The Faculty of Asian and Middle Eastern Studies at the University of Oxford is proud to announce the winners of the Frere Exhibition for Indian Studies 2023: Shireen Azam and Aftab Mallick. 


Shireen Azam

Shireen Azam is a DPhil researcher at the Faculty of Theology and Religion, University of Oxford (St Antony’s College). Her research is centred on the uncomfortable fit between caste and secularism, and specifically on the invisibilisation of caste among Muslims. She was formerly Assistant Editor at the journal Economic & Political Weekly, where she founded the digital platform EPW Engage - which opened a new digital chapter for the 7-decade-old journal and reimagined the possibilities offered by the digital medium for visualising and communicating research. She regularly writes in the media, with articles in the Caravan Magazine, Indian Express, Mint Lounge, Wire, etc.

I will use the Frere Exhibition Grant to be able to complete the final part of my DPhil thesis on ‘The Invisibilisation and Assertion of Muslim Caste in India’. Caste is one of the key organisational principles of South Asian society. However, caste has largely been seen as a ‘Hindu’ phenomenon, rendering its impact on other communities in India, especially the Muslims, invisible. Even as Muslims are constantly studied in intellectual discourse and spoken of in public and political discourse in India, they are understood within the frameworks of religious politics alone: secularism, communalism, nationalism, or in terms of their religiosity.

My thesis looks at two intersecting phenomena of caste among Muslims—its invisibilisation by state and policy discourse and its assertion by lower caste Muslim organisations and politics. It also grapples with what the entity of Muslim caste is, and what it means for persons from an ‘egalitarian’ religion to have a caste. Political discourse of 20th century India constructed the ‘Muslim’ solely as a religious minority. However, different Muslim castes carry their historical and present predicaments differently. Muslims carry caste in their occupations, the locations of their homes, the ability with which they can say the names of their communities and make jokes about each other. My thesis probes the entity of Muslim caste in three intersecting sites: (a) in policy discourses in colonial and Independent India, (b) in Muslim caste organisations (c) in ‘lower’ caste selves. In relating the histories of several backward caste Muslim organisations and the negotiations they have been making with state and policy at various levels – I contest standard trajectories of how ‘Muslim politics’ in India has been chronicled by historians and political scientists alike. Ultimately, the thesis thinks through what changes in how we understand India’s religious politics when we acknowledge caste in Muslims.


 

Aftab Mallick 

I work on the construction of identity (ethnic and cultural origin, sectarian affiliation, genealogy and kinship) among élite social collectives, its relationship to status, and the representation thereof in pre-modern historiographic and ethnographic texts. My DPhil concentrates on the circulation of Iranian and Turco-Mongol élite groups and individuals across transregional networks between Transoxiana, Iran and Mughal India, and the emergence of a distinct status culture at the Mughal court in the 17th century. I am more generally interested in the interaction between state formation, commercial activity, and military-bureaucratic success, and situate my work within broader scholarship on political, cultural, and commercial integration in Early Modern Eurasia.

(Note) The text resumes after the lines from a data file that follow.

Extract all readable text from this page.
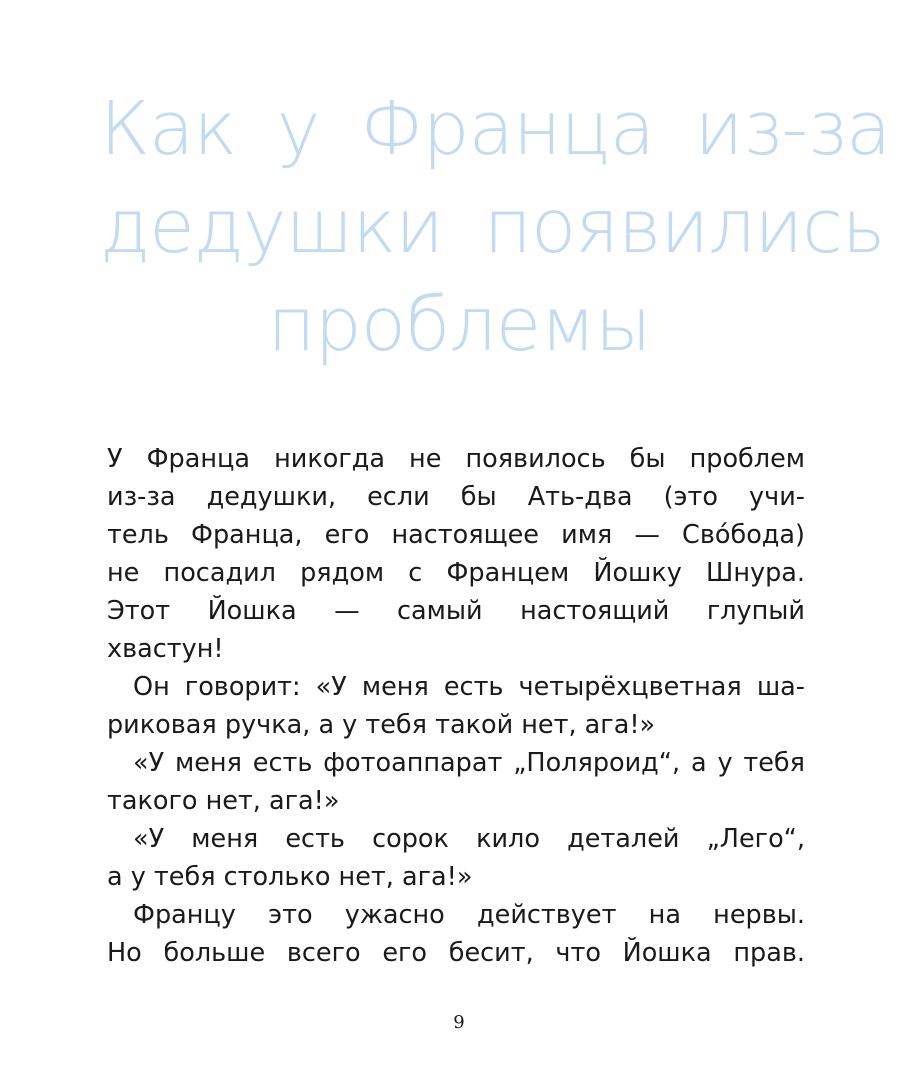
Как у Франца из-за
дедушки появились
проблемы
У Франца никогда не появилось бы проблем
из-за дедушки, если бы Ать-два (это учи-
тель Франца, его настоящее имя — Сво́бода)
не посадил рядом с Францем Йошку Шнура.
Этот Йошка — самый настоящий глупый
хвастун!
Он говорит: «У меня есть четырёхцветная ша-
риковая ручка, а у тебя такой нет, ага!»
«У меня есть фотоаппарат „Поляроид“, а у тебя
такого нет, ага!»
«У меня есть сорок кило деталей „Лего“,
а у тебя столько нет, ага!»
Францу это ужасно действует на нервы.
Но больше всего его бесит, что Йошка прав.
9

I am grateful for the generosity of the Frere Exhibition in supporting my work as a social and cultural historian of the early modern Persianate world. Thanks to the Exhibition’s support, I will endeavour to complete my work on the re-conceptualisation of the Mughal nobility’s memory and legacy in the 18th century as its descendants sought to adapt to a changing sociopolitical landscape. I will demonstrate how this historiographic moment led to the formation of ashrāf identity among the Indo-Muslim gentry as a status group in subsequent generations.

I approach my work as a kind of posthumous ethnography of now non-extant élite groups, and to recreate their world and worldview through study of the literary and historiographic texts they produced. There is a widespread dearth of research on social élites, whether due to contemporary sensibilities or the lack of survival of relevant materials. However, in the absence of an adequate understanding of these social collectives, our understanding of stratified, complex pre-modern states and societies as well as of their self-perception and scales of moral and political value will necessarily remain incomplete and defective.